By the current ANSI definition, ATVs are intended for use by a single operator, although some companies have developed ATVs intended for use by the operator and one passenger. The passenger is not required to have a helmet. These ATVs are referred to as tandem ATVs.
The rider sits on and operates these vehicles like a motorcycle, but the extra wheels give more stability at slower speeds. Also dirt bikes are considered to be ATVs as that they were designed for off road use only. Although most are equipped with three or four wheels, six-wheel models exist for specialized applications. Engine sizes of ATVs currently for sale in the United States, (as of 2008 products), range from 49 to 1,000 cc (3 to 61 cu in).
Royal Enfield built and sold the first powered quadracycle in 1893. It had many bicycle components, including handle bars. The Royal Enfield resembles a modern ATV-style quad bike but was designed as a form of horseless carriage for road use.

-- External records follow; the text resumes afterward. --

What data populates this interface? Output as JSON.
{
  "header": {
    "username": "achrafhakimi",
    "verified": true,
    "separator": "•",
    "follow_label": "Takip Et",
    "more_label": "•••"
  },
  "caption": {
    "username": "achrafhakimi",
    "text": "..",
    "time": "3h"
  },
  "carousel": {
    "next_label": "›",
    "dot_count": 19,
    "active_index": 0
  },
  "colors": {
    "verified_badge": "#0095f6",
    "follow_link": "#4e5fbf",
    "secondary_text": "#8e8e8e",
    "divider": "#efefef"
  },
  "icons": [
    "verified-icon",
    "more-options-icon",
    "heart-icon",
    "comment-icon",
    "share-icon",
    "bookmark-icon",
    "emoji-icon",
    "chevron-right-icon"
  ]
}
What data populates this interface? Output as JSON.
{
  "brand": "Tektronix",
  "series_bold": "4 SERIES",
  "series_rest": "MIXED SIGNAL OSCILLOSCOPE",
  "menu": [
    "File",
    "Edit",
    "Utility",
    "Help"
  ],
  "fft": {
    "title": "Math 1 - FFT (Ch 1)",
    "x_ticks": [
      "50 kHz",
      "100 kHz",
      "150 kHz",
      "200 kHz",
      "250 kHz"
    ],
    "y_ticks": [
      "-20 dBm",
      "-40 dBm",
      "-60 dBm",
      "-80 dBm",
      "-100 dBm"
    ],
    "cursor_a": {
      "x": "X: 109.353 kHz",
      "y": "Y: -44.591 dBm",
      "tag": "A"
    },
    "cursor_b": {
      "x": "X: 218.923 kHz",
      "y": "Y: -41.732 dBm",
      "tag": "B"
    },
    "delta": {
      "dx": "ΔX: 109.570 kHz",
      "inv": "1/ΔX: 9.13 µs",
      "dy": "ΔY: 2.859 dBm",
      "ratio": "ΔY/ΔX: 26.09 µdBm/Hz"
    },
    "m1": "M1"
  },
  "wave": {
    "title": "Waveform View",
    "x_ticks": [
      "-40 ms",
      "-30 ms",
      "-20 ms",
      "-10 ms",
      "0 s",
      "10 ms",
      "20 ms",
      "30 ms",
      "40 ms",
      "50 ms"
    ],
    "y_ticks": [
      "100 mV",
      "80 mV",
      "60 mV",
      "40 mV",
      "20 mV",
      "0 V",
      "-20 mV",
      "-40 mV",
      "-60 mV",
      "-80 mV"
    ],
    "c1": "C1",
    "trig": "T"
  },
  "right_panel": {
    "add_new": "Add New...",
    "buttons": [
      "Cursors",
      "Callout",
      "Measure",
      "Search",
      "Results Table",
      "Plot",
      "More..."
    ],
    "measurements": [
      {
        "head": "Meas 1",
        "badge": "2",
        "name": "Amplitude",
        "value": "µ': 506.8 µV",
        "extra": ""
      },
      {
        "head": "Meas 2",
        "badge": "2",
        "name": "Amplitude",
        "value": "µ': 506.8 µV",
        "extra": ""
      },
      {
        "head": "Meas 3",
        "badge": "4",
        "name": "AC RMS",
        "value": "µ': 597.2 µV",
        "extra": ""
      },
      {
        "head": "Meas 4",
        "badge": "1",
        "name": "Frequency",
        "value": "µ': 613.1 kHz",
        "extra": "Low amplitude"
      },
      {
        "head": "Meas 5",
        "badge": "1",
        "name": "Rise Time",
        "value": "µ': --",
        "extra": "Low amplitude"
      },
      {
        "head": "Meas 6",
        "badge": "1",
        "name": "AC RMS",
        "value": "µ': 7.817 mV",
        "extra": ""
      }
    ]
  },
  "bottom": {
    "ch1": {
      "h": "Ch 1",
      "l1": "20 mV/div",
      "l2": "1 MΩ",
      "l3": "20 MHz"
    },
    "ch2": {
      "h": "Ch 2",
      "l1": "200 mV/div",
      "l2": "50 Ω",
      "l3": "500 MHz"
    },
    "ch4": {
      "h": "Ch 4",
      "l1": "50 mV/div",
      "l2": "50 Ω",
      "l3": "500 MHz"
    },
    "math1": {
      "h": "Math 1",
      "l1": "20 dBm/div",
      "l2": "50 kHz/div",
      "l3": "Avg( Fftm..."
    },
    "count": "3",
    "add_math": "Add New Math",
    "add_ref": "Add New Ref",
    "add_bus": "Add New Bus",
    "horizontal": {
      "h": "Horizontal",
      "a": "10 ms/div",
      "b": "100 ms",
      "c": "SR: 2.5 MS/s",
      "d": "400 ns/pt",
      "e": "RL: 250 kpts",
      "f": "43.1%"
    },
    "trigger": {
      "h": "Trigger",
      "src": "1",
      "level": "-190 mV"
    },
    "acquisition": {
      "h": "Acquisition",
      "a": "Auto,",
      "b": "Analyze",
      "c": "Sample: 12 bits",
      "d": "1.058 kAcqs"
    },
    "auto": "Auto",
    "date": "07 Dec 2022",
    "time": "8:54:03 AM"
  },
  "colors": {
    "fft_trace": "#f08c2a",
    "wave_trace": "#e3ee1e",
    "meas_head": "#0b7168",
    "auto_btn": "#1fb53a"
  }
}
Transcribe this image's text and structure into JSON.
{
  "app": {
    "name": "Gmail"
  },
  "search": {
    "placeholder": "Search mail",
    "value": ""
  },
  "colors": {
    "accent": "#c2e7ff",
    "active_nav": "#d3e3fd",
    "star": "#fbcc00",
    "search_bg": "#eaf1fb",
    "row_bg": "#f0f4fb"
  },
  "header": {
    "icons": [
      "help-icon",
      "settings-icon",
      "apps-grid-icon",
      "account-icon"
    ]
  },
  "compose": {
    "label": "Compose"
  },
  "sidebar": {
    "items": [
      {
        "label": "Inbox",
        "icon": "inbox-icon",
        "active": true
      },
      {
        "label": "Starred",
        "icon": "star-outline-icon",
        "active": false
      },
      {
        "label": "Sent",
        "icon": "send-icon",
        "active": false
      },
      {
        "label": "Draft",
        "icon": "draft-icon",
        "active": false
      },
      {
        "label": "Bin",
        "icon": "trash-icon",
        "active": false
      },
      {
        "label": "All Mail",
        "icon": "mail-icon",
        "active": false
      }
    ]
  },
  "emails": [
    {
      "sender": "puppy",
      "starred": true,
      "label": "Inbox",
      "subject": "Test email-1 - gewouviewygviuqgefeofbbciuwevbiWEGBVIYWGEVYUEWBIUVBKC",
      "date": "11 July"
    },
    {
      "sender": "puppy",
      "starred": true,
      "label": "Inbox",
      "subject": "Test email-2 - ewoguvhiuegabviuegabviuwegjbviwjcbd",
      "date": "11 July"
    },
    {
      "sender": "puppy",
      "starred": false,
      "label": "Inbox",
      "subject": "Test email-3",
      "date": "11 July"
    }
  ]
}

The term "ATV" was originally coined to refer to non-straddle ridden six-wheeled amphibious ATVs such as the Jiger produced by the Jiger Corporation, the Amphicat produced by Mobility Unlimited Inc, and the Terra Tiger produced by the Allis-Chalmers Manufacturing Company in the mid 1960s and early 1970s. With the introduction of straddle ridden ATVs, the term AATV was introduced to define the original amphibious ATV category.
The first three-wheeled ATV was the Sperry-Rand Tricart. It was designed in 1967 as a graduate project of John Plessinger at the Cranbrook Academy of Arts near Detroit. The Tricart was straddle-ridden with a sit-in rather than sit-on style (similar to the contemporaneous Big Wheel toy). In 1968 Plessinger sold the Tricart patents and design rights to Sperry-Rand New Holland who manufactured them commercially. Numerous small American manufacturers of 3-wheelers followed. These small manufacturers were unable to compete when larger motorcycle companies like Honda entered the market in 1969.